The Best Peach Cobbler Recipe
This is the classic Southern Peach Cobbler, made from scratch with fresh peaches and a sweet golden crust. The peach juice bubbles up around the edges so you know it’s done right, and that it checks every box when it comes to what a fresh peach cobbler should be.

Peach Pretzel Salad
Nobody knows why it’s called a salad, but Peach Pretzel Salad is a dessert through and through. The salty pretzel crust against the creamy center and peach Jell-O top is what keeps people coming back for just another taste.

Peach Fluff
Peach Fluff is one of those old-school potluck desserts that disappears before anything else on the table. It’s light and creamy, plus you don’t even have to turn on the oven.

Peach Bread Pudding
Warm Peach Bread Pudding with caramel sauce on top is about as cozy as comfort food desserts get. It’s also a great way to use up a basket of peaches before they go soft.

Peach Cobbler Cheesecake
My Peach Cobbler Cheesecake is two desserts in one, with cinnamon-roasted peaches and a crumbly streusel baked right into a creamy cheesecake. It’s the kind of dessert you make when you want to impress the company.

Peach Cool Whip Pie
Peach Cool Whip Pie is a no-bake pie you can make the day before an event and forget about until dessert time. The filling is light and creamy with real peach flavor in every bite.

Peach Cobbler Cake Recipe
Peach Cobbler Pound Cake is a rich, dense bundt cake with peaches baked inside and arranged on top, plus a caramel drizzle to finish it off. Bring this one to a party and you’ll get asked for the recipe, I guarantee it.

Peach Upside-Down Cake
My Peach Upside-Down Cake gets flipped out of the pan so the brown sugar glazed peaches end up on top of a moist, buttery cake. It looks fancy, but it starts with a boxed cake mix.

Peach Dumplings
Peach Dumplings are juicy peach slices wrapped in soft crescent roll dough and baked in a sweet, syrupy sauce. The secret ingredient is ginger ale, which sounds odd until you taste it, and realize, it’s just right.

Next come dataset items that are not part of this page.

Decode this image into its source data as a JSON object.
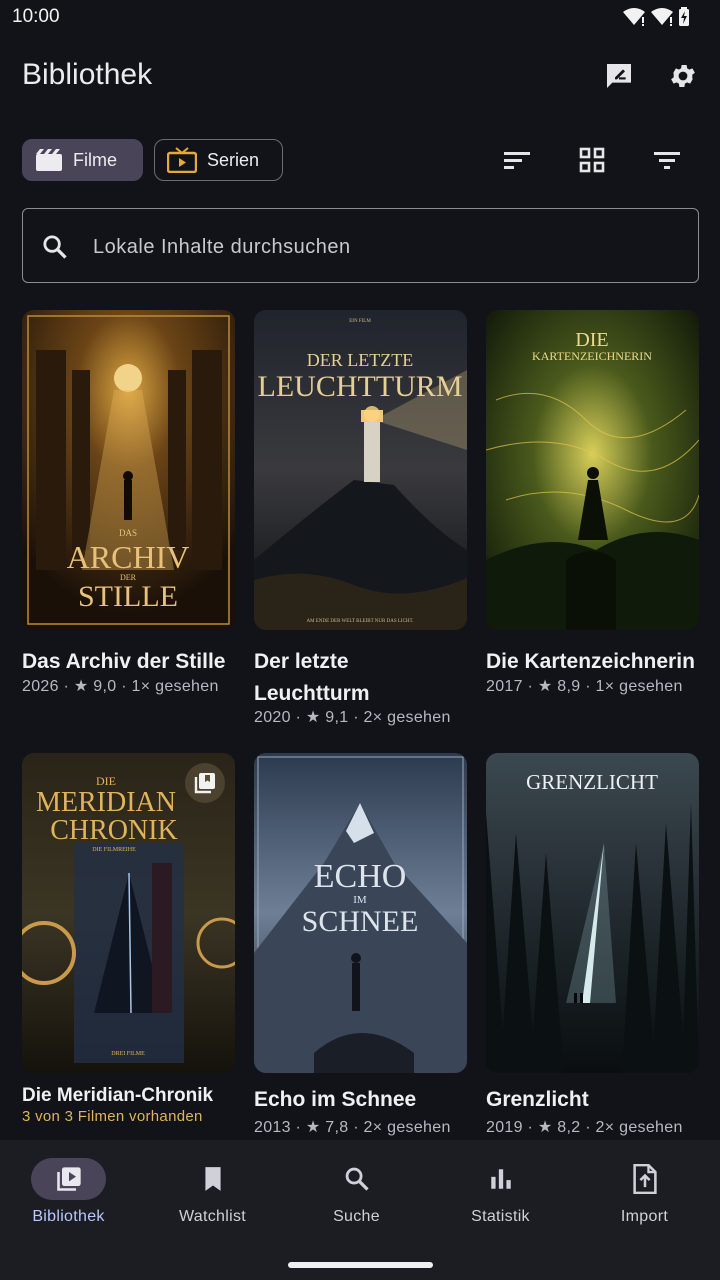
{
  "status": {
    "time": "10:00"
  },
  "appbar": {
    "title": "Bibliothek"
  },
  "chips": {
    "films": "Filme",
    "series": "Serien"
  },
  "search": {
    "placeholder": "Lokale Inhalte durchsuchen"
  },
  "items": [
    {
      "title": "Das Archiv der Stille",
      "meta": "2026 · ★ 9,0 · 1× gesehen",
      "poster_lines": [
        "DAS",
        "ARCHIV",
        "DER",
        "STILLE"
      ]
    },
    {
      "title": "Der letzte Leuchtturm",
      "meta": "2020 · ★ 9,1 · 2× gesehen",
      "poster_lines": [
        "EIN FILM",
        "DER LETZTE",
        "LEUCHTTURM",
        "AM ENDE DER WELT BLEIBT NUR DAS LICHT."
      ]
    },
    {
      "title": "Die Kartenzeichnerin",
      "meta": "2017 · ★ 8,9 · 1× gesehen",
      "poster_lines": [
        "DIE",
        "KARTENZEICHNERIN"
      ]
    },
    {
      "title": "Die Meridian-Chronik",
      "meta": "3 von 3 Filmen vorhanden",
      "poster_lines": [
        "DIE",
        "MERIDIAN",
        "CHRONIK",
        "DIE FILMREIHE",
        "DREI FILME"
      ]
    },
    {
      "title": "Echo im Schnee",
      "meta": "2013 · ★ 7,8 · 2× gesehen",
      "poster_lines": [
        "ECHO",
        "IM",
        "SCHNEE"
      ]
    },
    {
      "title": "Grenzlicht",
      "meta": "2019 · ★ 8,2 · 2× gesehen",
      "poster_lines": [
        "GRENZLICHT"
      ]
    }
  ],
  "nav": [
    {
      "label": "Bibliothek",
      "icon": "library-icon",
      "active": true
    },
    {
      "label": "Watchlist",
      "icon": "bookmark-icon"
    },
    {
      "label": "Suche",
      "icon": "search-icon"
    },
    {
      "label": "Statistik",
      "icon": "bar-chart-icon"
    },
    {
      "label": "Import",
      "icon": "file-upload-icon"
    }
  ],
  "colors": {
    "background": "#111318",
    "accent_pill": "#4a4458",
    "nav_active_text": "#b9c8ff",
    "collection_text": "#e0b45a"
  }
}
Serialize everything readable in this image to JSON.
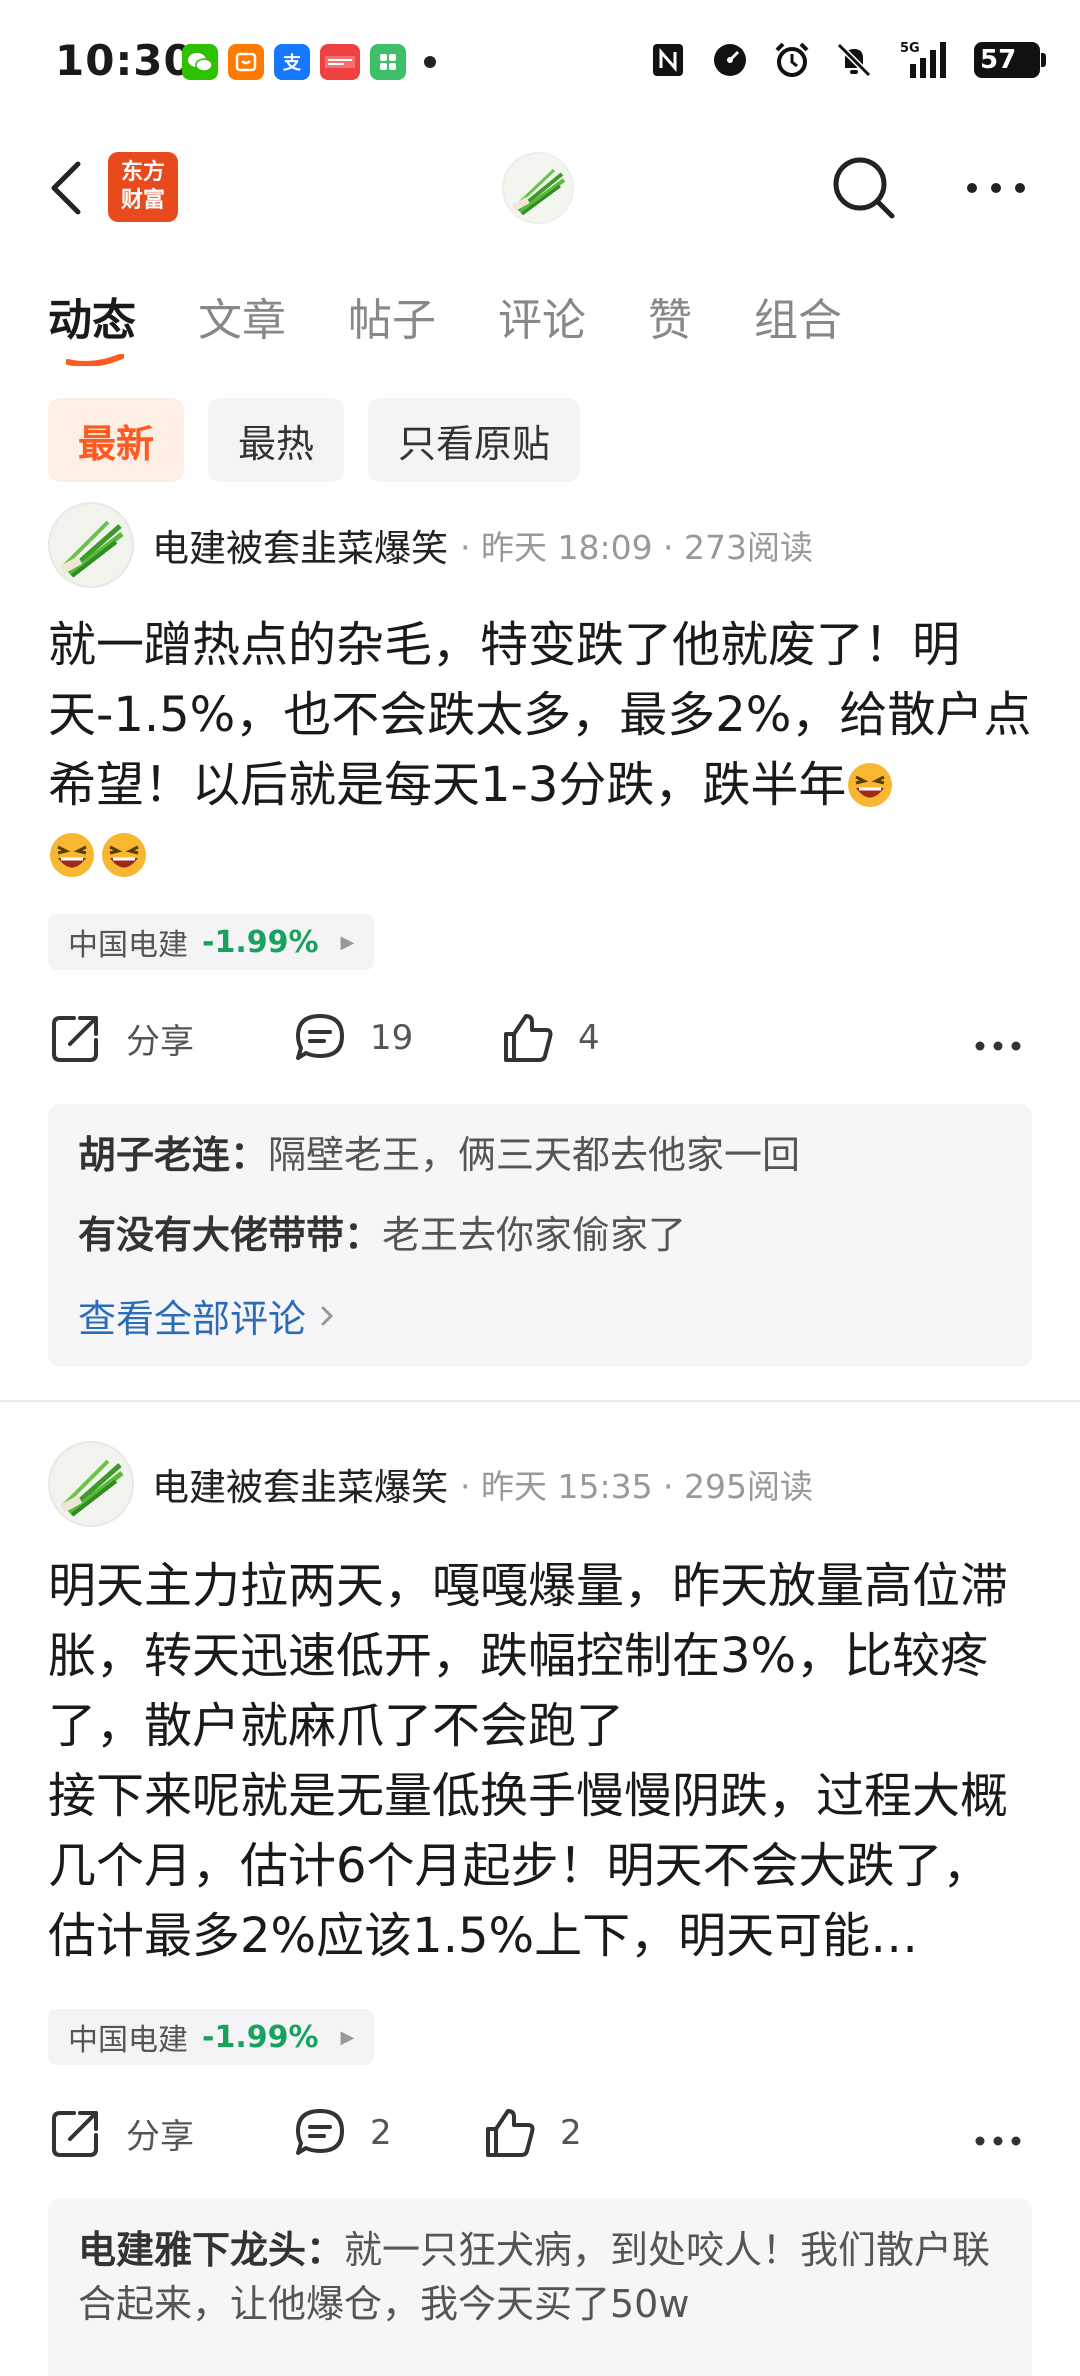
{
  "status": {
    "time": "10:30",
    "battery": "57",
    "network": "5G",
    "app_icons": [
      "wechat-icon",
      "taobao-icon",
      "alipay-icon",
      "toutiao-icon",
      "app-icon"
    ]
  },
  "header": {
    "logo_text_line1": "东方",
    "logo_text_line2": "财富"
  },
  "tabs": [
    {
      "label": "动态",
      "active": true
    },
    {
      "label": "文章",
      "active": false
    },
    {
      "label": "帖子",
      "active": false
    },
    {
      "label": "评论",
      "active": false
    },
    {
      "label": "赞",
      "active": false
    },
    {
      "label": "组合",
      "active": false
    }
  ],
  "filters": [
    {
      "label": "最新",
      "active": true
    },
    {
      "label": "最热",
      "active": false
    },
    {
      "label": "只看原贴",
      "active": false
    }
  ],
  "posts": [
    {
      "author": "电建被套韭菜爆笑",
      "meta": "· 昨天 18:09 · 273阅读",
      "body": "就一蹭热点的杂毛，特变跌了他就废了！明天-1.5%，也不会跌太多，最多2%，给散户点希望！以后就是每天1-3分跌，跌半年",
      "stock_name": "中国电建",
      "stock_change": "-1.99%",
      "share_label": "分享",
      "comment_count": "19",
      "like_count": "4",
      "comments": [
        {
          "user": "胡子老连：",
          "text": "隔壁老王，俩三天都去他家一回"
        },
        {
          "user": "有没有大佬带带：",
          "text": "老王去你家偷家了"
        }
      ],
      "see_all": "查看全部评论"
    },
    {
      "author": "电建被套韭菜爆笑",
      "meta": "· 昨天 15:35 · 295阅读",
      "body_line1": "明天主力拉两天，嘎嘎爆量，昨天放量高位滞胀，转天迅速低开，跌幅控制在3%，比较疼了，散户就麻爪了不会跑了",
      "body_line2": "接下来呢就是无量低换手慢慢阴跌，过程大概几个月，估计6个月起步！明天不会大跌了，估计最多2%应该1.5%上下，明天可能…",
      "stock_name": "中国电建",
      "stock_change": "-1.99%",
      "share_label": "分享",
      "comment_count": "2",
      "like_count": "2",
      "comments": [
        {
          "user": "电建雅下龙头：",
          "text": "就一只狂犬病，到处咬人！我们散户联合起来，让他爆仓，我今天买了50w"
        }
      ]
    }
  ],
  "colors": {
    "accent": "#ff5a1f",
    "down": "#19a15f",
    "link": "#2c6bb8"
  }
}
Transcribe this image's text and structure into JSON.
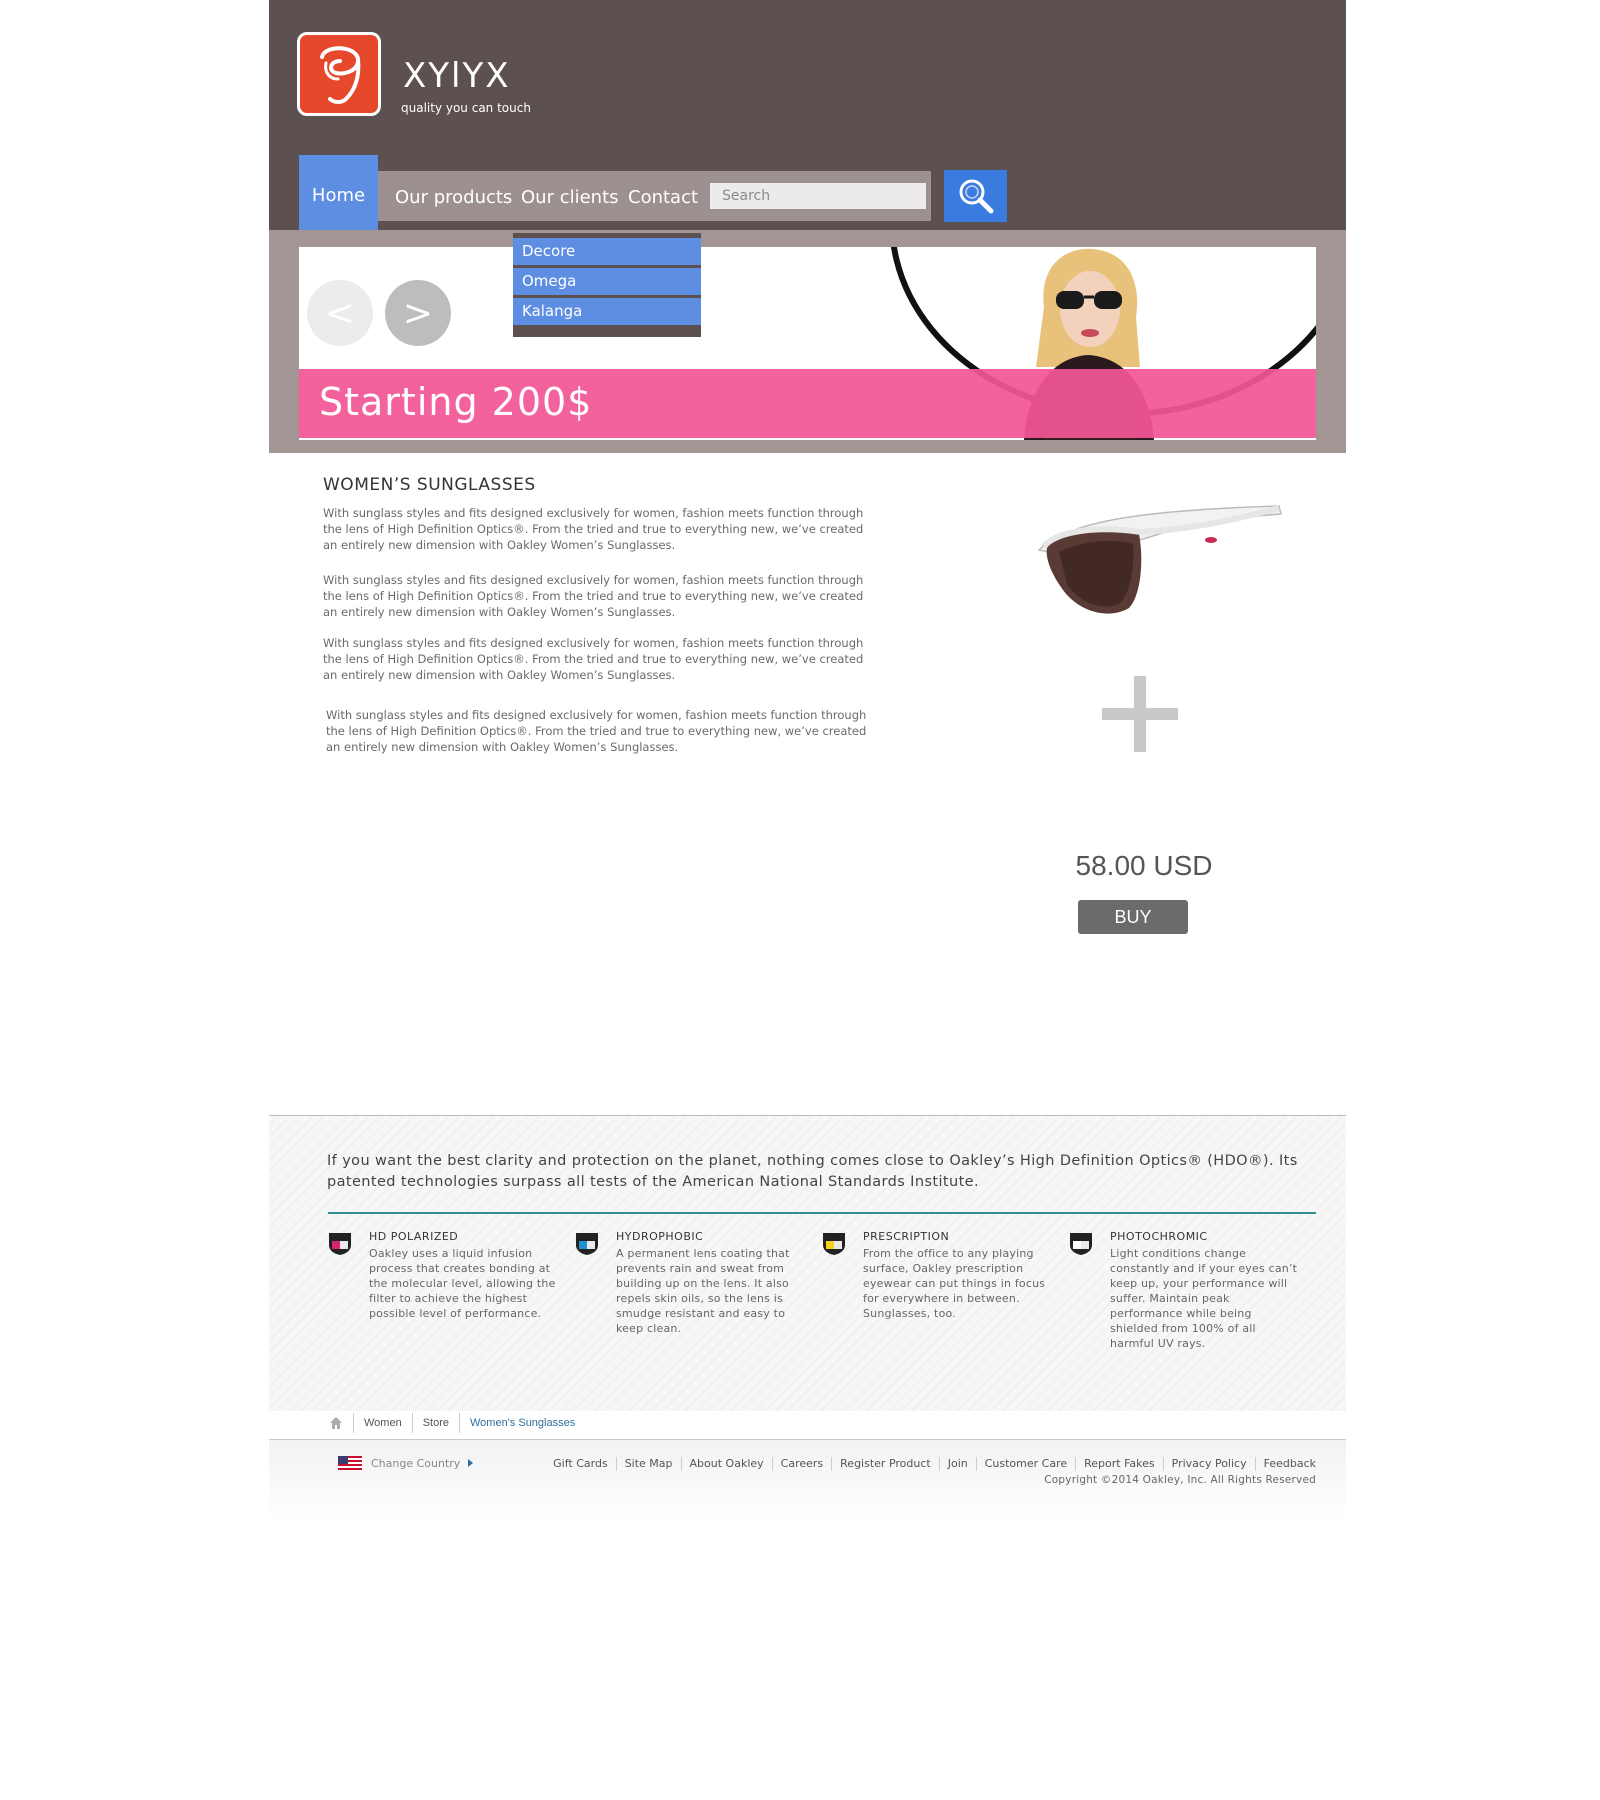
{
  "header": {
    "brand": "XYlYX",
    "tagline": "quality you can touch",
    "nav": {
      "home": "Home",
      "products": "Our products",
      "clients": "Our clients",
      "contact": "Contact"
    },
    "search": {
      "placeholder": "Search"
    },
    "dropdown": [
      "Decore",
      "Omega",
      "Kalanga"
    ]
  },
  "banner": {
    "promo": "Starting 200$",
    "prev": "<",
    "next": ">"
  },
  "main": {
    "title": "WOMEN’S SUNGLASSES",
    "paragraphs": [
      "With sunglass styles and fits designed exclusively for women, fashion meets function through the lens of High Definition Optics®. From the tried and true to everything new, we’ve created an entirely new dimension with Oakley Women’s Sunglasses.",
      "With sunglass styles and fits designed exclusively for women, fashion meets function through the lens of High Definition Optics®. From the tried and true to everything new, we’ve created an entirely new dimension with Oakley Women’s Sunglasses.",
      "With sunglass styles and fits designed exclusively for women, fashion meets function through the lens of High Definition Optics®. From the tried and true to everything new, we’ve created an entirely new dimension with Oakley Women’s Sunglasses.",
      "With sunglass styles and fits designed exclusively for women, fashion meets function through the lens of High Definition Optics®. From the tried and true to everything new, we’ve created an entirely new dimension with Oakley Women’s Sunglasses."
    ],
    "price": "58.00 USD",
    "buy": "BUY"
  },
  "footer": {
    "intro": "If you want the best clarity and protection on the planet, nothing comes close to Oakley’s High Definition Optics® (HDO®). Its patented technologies surpass all tests of the American National Standards Institute.",
    "features": [
      {
        "title": "HD POLARIZED",
        "text": "Oakley uses a liquid infusion process that creates bonding at the molecular level, allowing the filter to achieve the highest possible level of performance.",
        "icon": "hd-polarized-icon",
        "color": "#d6246e"
      },
      {
        "title": "HYDROPHOBIC",
        "text": "A permanent lens coating that prevents rain and sweat from building up on the lens. It also repels skin oils, so the lens is smudge resistant and easy to keep clean.",
        "icon": "hydrophobic-icon",
        "color": "#1f8fd0"
      },
      {
        "title": "PRESCRIPTION",
        "text": "From the office to any playing surface, Oakley prescription eyewear can put things in focus for everywhere in between. Sunglasses, too.",
        "icon": "prescription-icon",
        "color": "#f2d21b"
      },
      {
        "title": "PHOTOCHROMIC",
        "text": "Light conditions change constantly and if your eyes can’t keep up, your performance will suffer. Maintain peak performance while being shielded from 100% of all harmful UV rays.",
        "icon": "photochromic-icon",
        "color": "#ffffff"
      }
    ],
    "breadcrumb": [
      "Women",
      "Store",
      "Women's Sunglasses"
    ],
    "change_country": "Change Country",
    "links": [
      "Gift Cards",
      "Site Map",
      "About Oakley",
      "Careers",
      "Register Product",
      "Join",
      "Customer Care",
      "Report Fakes",
      "Privacy Policy",
      "Feedback"
    ],
    "copyright": "Copyright ©2014 Oakley, Inc. All Rights Reserved"
  },
  "colors": {
    "header_bg": "#5c5150",
    "nav_active": "#5d8ee2",
    "search_button": "#3a7be0",
    "promo_bar": "#f25695",
    "buy_button": "#6b6b6b",
    "logo_red": "#e5482b",
    "teal_rule": "#2f8c8f"
  }
}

Peach Cobbler Cheesecake Bites
Peach Cobbler Cheesecake Bites give you cheesecake, peaches, and cinnamon crumble in one little handheld treat. They bake in a muffin tin, so there’s no water bath or springform pan to deal with.

Peach Ice Cream
My homemade Peach Ice Cream is made with real peach flavor in every creamy scoop, and no ice cream maker required. It takes about 15 minutes to pull together before the freezer does the rest.

Crockpot Peach Dump Cake
This Crockpot Peach Dump Cake cooks low and slow while your oven stays free for everything else. Two hours later you’re scooping out warm peaches under a golden, buttery crust.

Simple Peach Crisp Recipe
My easy Peach Crisp recipe is about as simple as dessert gets, with soft, sweet peaches under a spiced oat topping that bakes up crunchy. The contrast between the two layers makes it irresistible.

Peach Crumble Pie
Peach Crumble Pie skips the top crust and goes with a buttery crumble over tender, juicy peaches instead. It’s rustic, it’s easy, and it’s ready in just over an hour.